Mr Cameron will express his concern for the rights of millions of Christians, especially in Egypt, where the Coptic minority say they are facing increasing persecution 


Muslims 'must embrace democracy' says David Cameron

Muslims must embrace democracy and respect the rights of Christians around the world, David Cameron will say.

British Prime Minister David Cameron  talks to journalists during a join press conference with  Indonesian President Susilo Bambang Yudhoyono (not in picture) at the Presidential Palace in Jakarta, Indonesia 11 April 2011

Prime Minister David Cameron in Jakarta, Indonesia Photo: EPA


Speaking in Indonesia, the world’s largest Islamic country, the Prime Minister will urge young Muslims to abandon “the dead-end choice of dictatorship and extremism” by forcing their countries to hold elections.

He will claim it would be “the greatest defeat that Al Qaeda could ever suffer,” if more rebel and follow the lead of the young Muslims who sparked the Arab Spring.

Mr Cameron will express his concern for the rights of millions of Christians, especially in Egypt, where the Coptic minority say they are facing increasing persecution. In a strong rebuke to Egypt’s powerful Muslim Brotherhood party, Mr Cameron will demand it does not “deny the rights of religious minorities who do not share their specific religious views”.

Egypt’s Coptic community, which accounts for 10 per cent of the country’s 80 million population, has been subjected to a continuous campaign of sectarian attacks since the overthrow of Hosni Mubarak last February. Thirteen were killed last May and another 10 two months before in attacks by suspected Islamists.

Addressing students at Al Azhar University, Mr Cameron will use Indonesia as an example of how Islam and democracy can go hand in hand. The country became a democracy in 1998 after years of a military dictatorship. It has successfully fought extremism since a bomb in Bali killed more than 200 in 2002.

While praising Indonesia’s efforts to modernise, he will argue that there are still four big “opponents who threaten our shared interests” – authoritarian leaders, corrupt elites, extremists and tribalists.

He will say democracy has the ability to defeat these “dangerous foes”, such as the murderous authoritarian regime in Syria, even though they will “do everything in their power to defeat us”.

Mr Cameron will become the first Western leader to visit Myanmar since the country began to openup. Ahead of his historic visit, the Prime Minister will pay tribute in the speech to its president, Thein Sein, for paving the way for free elections.

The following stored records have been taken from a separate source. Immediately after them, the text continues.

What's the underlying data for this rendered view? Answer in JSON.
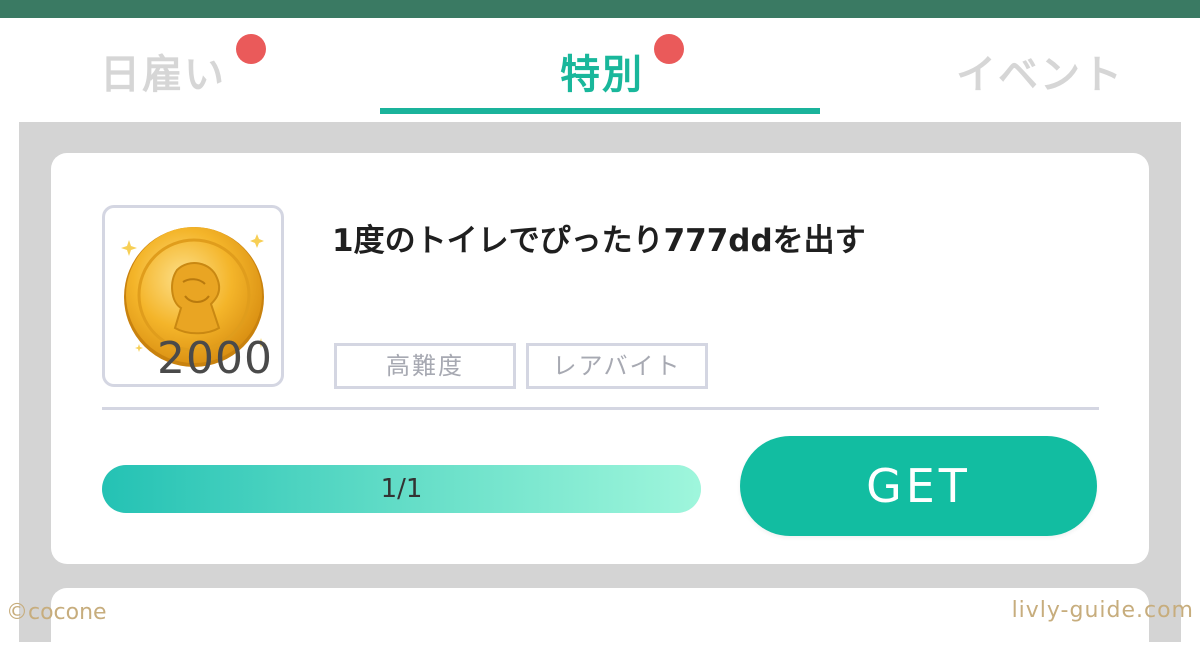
{
  "tabs": [
    {
      "label": "日雇い",
      "has_badge": true
    },
    {
      "label": "特別",
      "has_badge": true,
      "active": true
    },
    {
      "label": "イベント",
      "has_badge": false
    }
  ],
  "mission": {
    "title": "1度のトイレでぴったり777ddを出す",
    "reward_icon": "gold-coin-icon",
    "reward_amount": "2000",
    "tags": [
      "高難度",
      "レアバイト"
    ],
    "progress_text": "1/1",
    "progress_fraction": 1.0,
    "button_label": "GET"
  },
  "colors": {
    "accent": "#12bda1",
    "header_bar": "#3a7a63",
    "badge": "#ea5a5a",
    "inactive_tab": "#d6d6d6"
  },
  "watermarks": {
    "left": "©cocone",
    "right": "livly-guide.com"
  }
}
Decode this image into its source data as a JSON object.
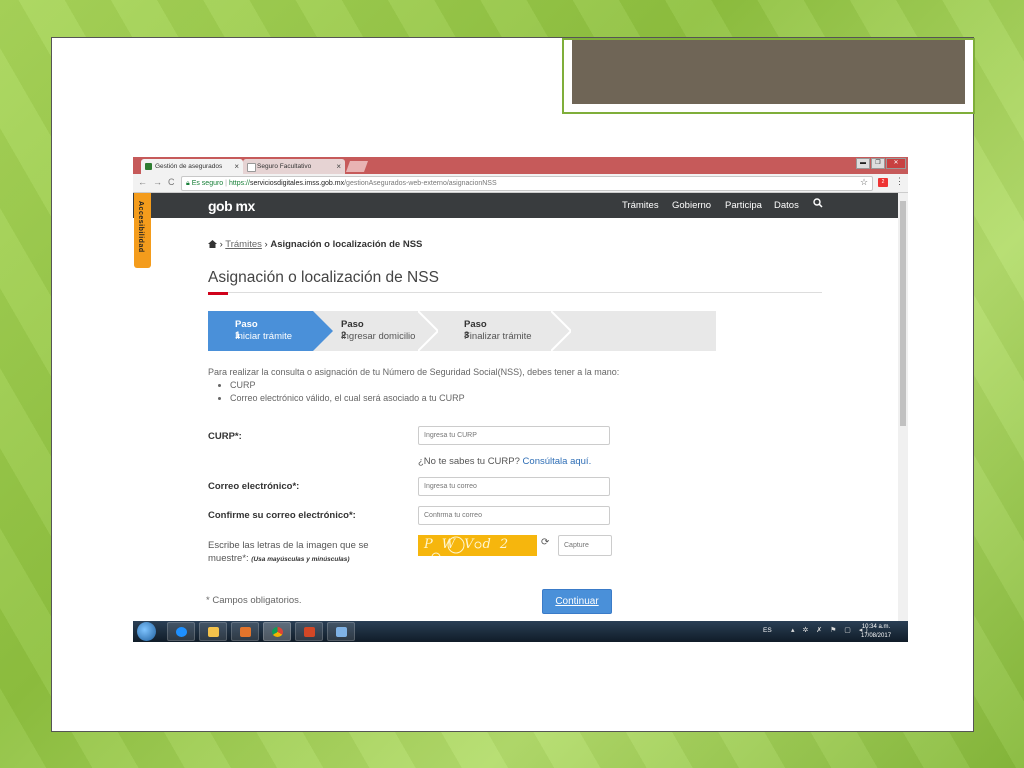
{
  "browser": {
    "tabs": [
      {
        "label": "Gestión de asegurados",
        "close": "×"
      },
      {
        "label": "Seguro Facultativo",
        "close": "×"
      }
    ],
    "window_buttons": [
      "▬",
      "❐",
      "✕"
    ],
    "secure_label": "Es seguro",
    "url_https": "https://",
    "url_host": "serviciosdigitales.imss.gob.mx",
    "url_path": "/gestionAsegurados-web-externo/asignacionNSS",
    "extension_badge": "2"
  },
  "site": {
    "logo": "gob mx",
    "nav": [
      "Trámites",
      "Gobierno",
      "Participa",
      "Datos"
    ],
    "accessibility_tab": "Accesibilidad"
  },
  "breadcrumb": {
    "sep": "›",
    "link": "Trámites",
    "current": "Asignación o localización de NSS"
  },
  "page_title": "Asignación o localización de NSS",
  "steps": [
    {
      "num": "Paso 1",
      "label": "Iniciar trámite",
      "active": true
    },
    {
      "num": "Paso 2",
      "label": "Ingresar domicilio",
      "active": false
    },
    {
      "num": "Paso 3",
      "label": "Finalizar trámite",
      "active": false
    }
  ],
  "intro": {
    "text": "Para realizar la consulta o asignación de tu Número de Seguridad Social(NSS), debes tener a la mano:",
    "items": [
      "CURP",
      "Correo electrónico válido, el cual será asociado a tu CURP"
    ]
  },
  "form": {
    "curp_label": "CURP*:",
    "curp_placeholder": "Ingresa tu CURP",
    "curp_help": "¿No te sabes tu CURP?",
    "curp_help_link": "Consúltala aquí.",
    "email_label": "Correo electrónico*:",
    "email_placeholder": "Ingresa tu correo",
    "confirm_label": "Confirme su correo electrónico*:",
    "confirm_placeholder": "Confirma tu correo",
    "captcha_label": "Escribe las letras de la imagen que se muestre*:",
    "captcha_note": "(Usa mayúsculas y minúsculas)",
    "captcha_text": "PWVd2",
    "captcha_placeholder": "Capture",
    "required_note": "* Campos obligatorios.",
    "continue_label": "Continuar"
  },
  "taskbar": {
    "lang": "ES",
    "time": "10:34 a.m.",
    "date": "17/08/2017"
  },
  "colors": {
    "primary_blue": "#4a90d9",
    "header_dark": "#393c3e",
    "accent_red": "#d0021b",
    "accessibility_orange": "#f49c1c",
    "captcha_yellow": "#f6b60d"
  }
}
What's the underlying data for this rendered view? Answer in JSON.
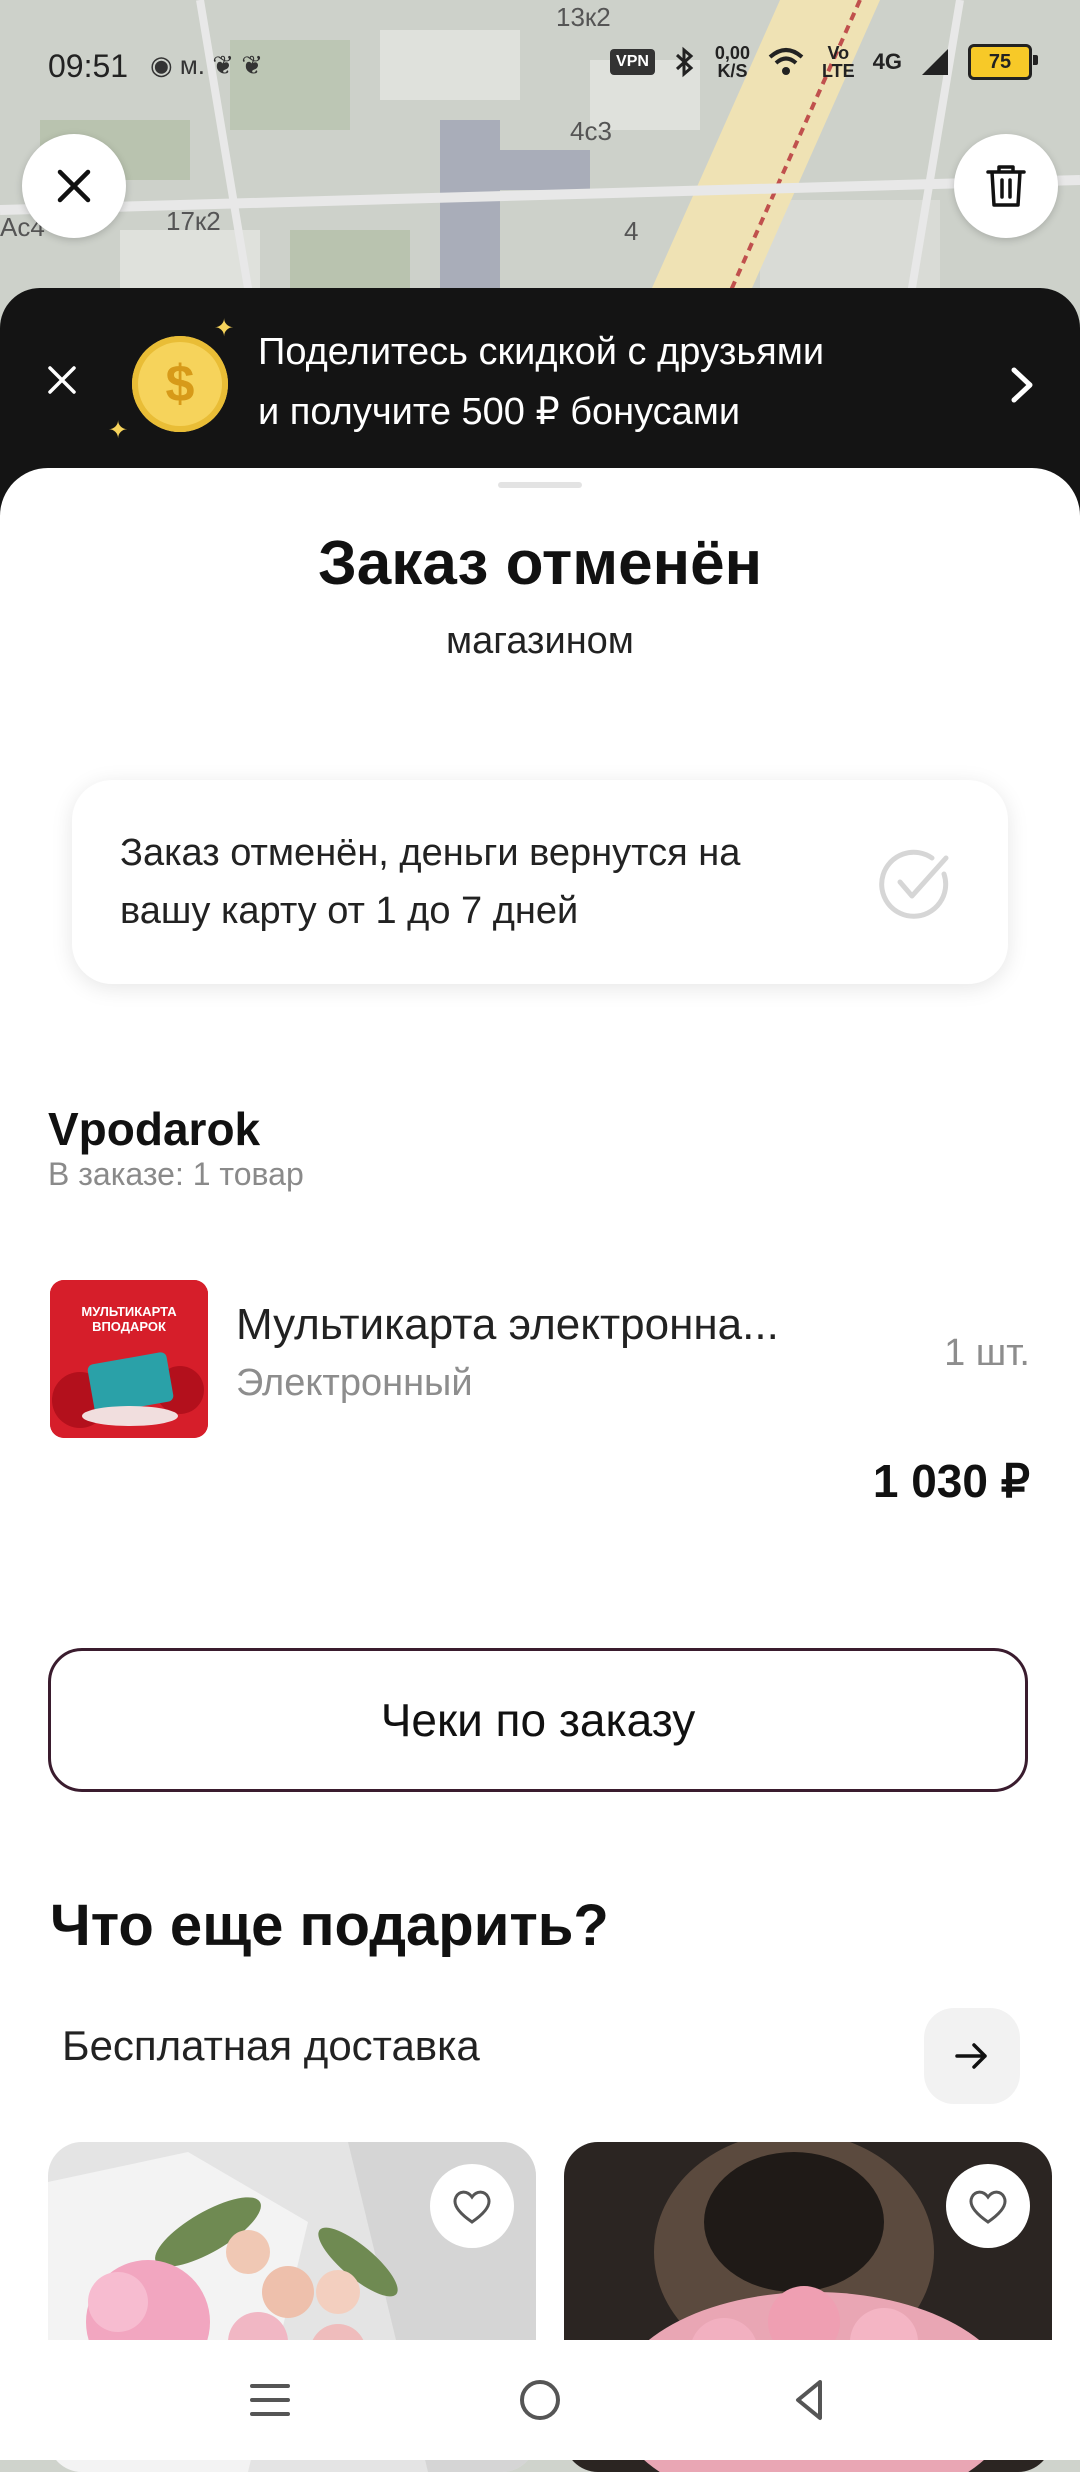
{
  "status_bar": {
    "time": "09:51",
    "notification_glyphs": "◉ м. ❦ ❦",
    "vpn": "VPN",
    "net_speed_top": "0,00",
    "net_speed_bottom": "K/S",
    "volte_top": "Vo",
    "volte_bottom": "LTE",
    "signal": "4G",
    "battery": "75"
  },
  "map": {
    "labels": [
      "13к2",
      "4с3",
      "17к2",
      "4",
      "Ас4"
    ]
  },
  "promo": {
    "line1": "Поделитесь скидкой с друзьями",
    "line2": "и получите 500 ₽ бонусами",
    "coin_symbol": "$"
  },
  "order": {
    "title": "Заказ отменён",
    "subtitle": "магазином",
    "info_line1": "Заказ отменён, деньги вернутся на",
    "info_line2": "вашу карту от 1 до 7 дней"
  },
  "seller": {
    "name": "Vpodarok",
    "items_count": "В заказе: 1 товар"
  },
  "product": {
    "name": "Мультикарта электронна...",
    "variant": "Электронный",
    "qty": "1 шт.",
    "price": "1 030 ₽",
    "image_caption_line1": "МУЛЬТИКАРТА",
    "image_caption_line2": "ВПОДАРОК"
  },
  "receipts_button": "Чеки по заказу",
  "recommendations": {
    "title": "Что еще подарить?",
    "subtitle": "Бесплатная доставка"
  },
  "colors": {
    "promo_bg": "#141414",
    "coin": "#f6d35b",
    "button_border": "#3a1c2e",
    "product_red": "#d61e2a"
  }
}
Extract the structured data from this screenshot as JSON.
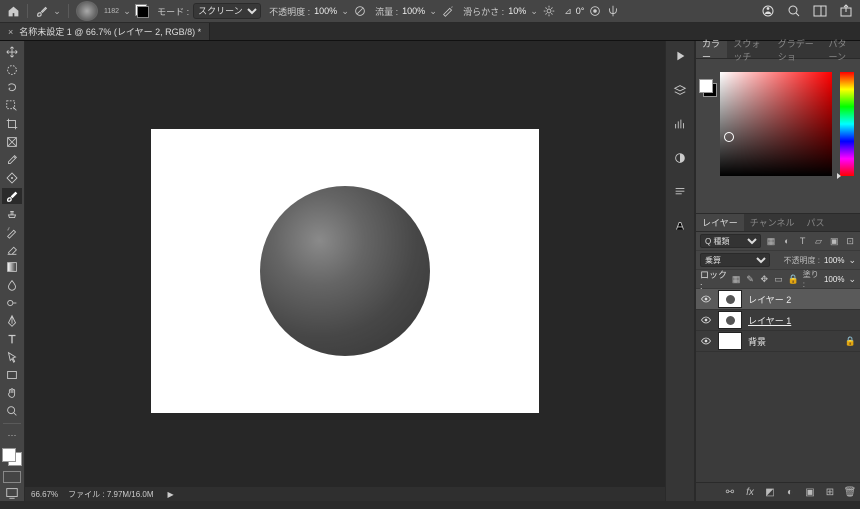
{
  "optionsBar": {
    "brushSize": "1182",
    "modeLabel": "モード :",
    "modeValue": "スクリーン",
    "opacityLabel": "不透明度 :",
    "opacityValue": "100%",
    "flowLabel": "流量 :",
    "flowValue": "100%",
    "smoothingLabel": "滑らかさ :",
    "smoothingValue": "10%",
    "angleLabel": "⊿",
    "angleValue": "0°"
  },
  "docTab": {
    "title": "名称未設定 1 @ 66.7% (レイヤー 2, RGB/8) *"
  },
  "statusBar": {
    "zoom": "66.67%",
    "fileLabel": "ファイル :",
    "fileValue": "7.97M/16.0M"
  },
  "colorPanel": {
    "tabs": [
      "カラー",
      "スウォッチ",
      "グラデーショ",
      "パターン"
    ],
    "activeTab": 0
  },
  "layersPanel": {
    "tabs": [
      "レイヤー",
      "チャンネル",
      "パス"
    ],
    "activeTab": 0,
    "searchPlaceholder": "Q 種類",
    "blendMode": "乗算",
    "opacityLabel": "不透明度 :",
    "opacityValue": "100%",
    "lockLabel": "ロック :",
    "fillLabel": "塗り :",
    "fillValue": "100%",
    "layers": [
      {
        "name": "レイヤー 2",
        "visible": true,
        "selected": true,
        "thumb": "sphere",
        "locked": false
      },
      {
        "name": "レイヤー 1",
        "visible": true,
        "selected": false,
        "thumb": "sphere",
        "locked": false,
        "underline": true
      },
      {
        "name": "背景",
        "visible": true,
        "selected": false,
        "thumb": "white",
        "locked": true
      }
    ]
  },
  "footerIcons": [
    "link",
    "fx",
    "mask",
    "adjust",
    "group",
    "new",
    "trash"
  ]
}
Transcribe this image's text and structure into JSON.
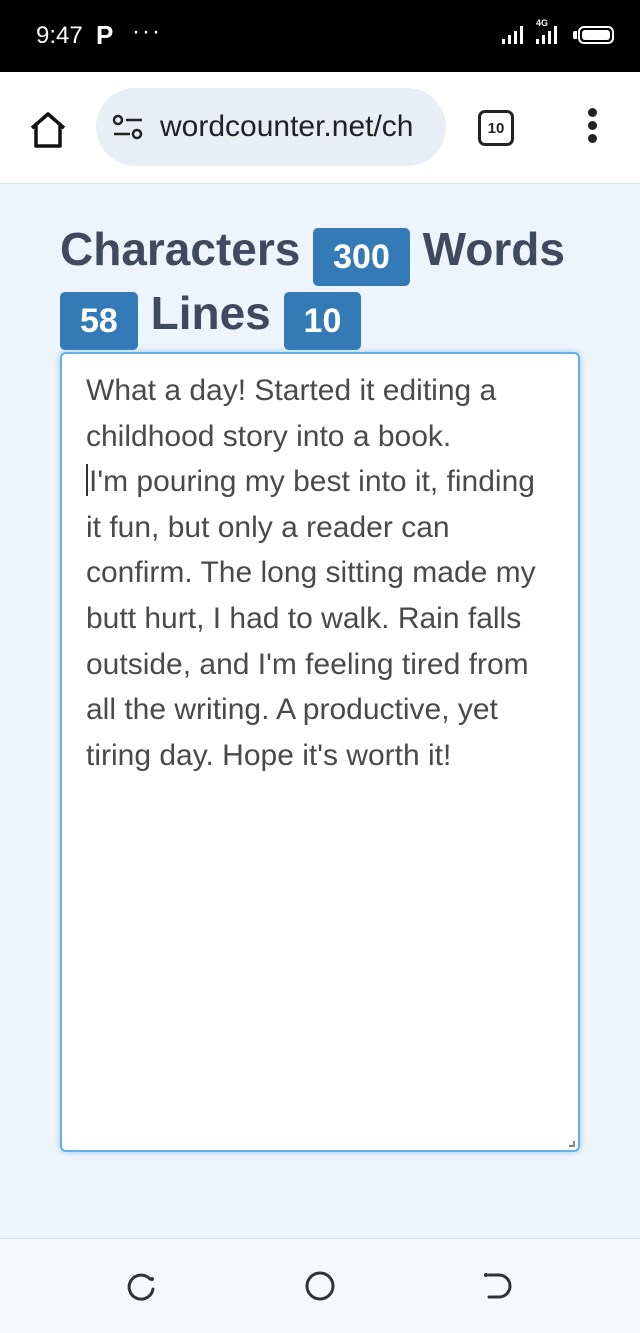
{
  "status_bar": {
    "time": "9:47",
    "app_indicator": "P",
    "more": "···",
    "network": "4G",
    "icons": [
      "signal-icon",
      "signal-4g-icon",
      "battery-icon"
    ]
  },
  "browser": {
    "url": "wordcounter.net/ch",
    "tab_count": "10",
    "icons": [
      "home-icon",
      "site-settings-icon",
      "tabs-icon",
      "more-vert-icon"
    ]
  },
  "counts": {
    "characters_label": "Characters",
    "characters_value": "300",
    "words_label": "Words",
    "words_value": "58",
    "lines_label": "Lines",
    "lines_value": "10"
  },
  "editor": {
    "line1": "What a day! Started it editing a childhood story into a book.",
    "line2": "I'm pouring my best into it, finding it fun, but only a reader can confirm. The long sitting made my butt hurt, I had to walk. Rain falls outside, and I'm feeling tired from all the writing. A productive, yet tiring day. Hope it's worth it!"
  },
  "nav_bar": {
    "icons": [
      "recents-icon",
      "home-circle-icon",
      "back-icon"
    ]
  },
  "colors": {
    "badge": "#337ab7",
    "heading_text": "#3f4a5e",
    "editor_border": "#66afe9",
    "page_bg": "#eef4fb"
  }
}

He will also praise the “inspirational” Aung San Suu Kyi, the democracy campaigner who has been voted into parliament after many years under house arrest.

Mr Cameron will face an awkward situation during the visit, as he will take business leaders to Myanmar despite sanctions prohibiting trade with the Asian country.

The chief executives will have to be treated “like tourists”, rather than taking part in meetings.

Before heading to Myanmar, the Prime Minister will make a stop in Malaysia to promote British business, especially education, as many British universities have campuses in the country.

Malaysia, once a British colony, had a slogan of “Buy British last” in the 1980s after a row over trade — the Prime Minister will be working hard to overturn any negative sentiment that might remain.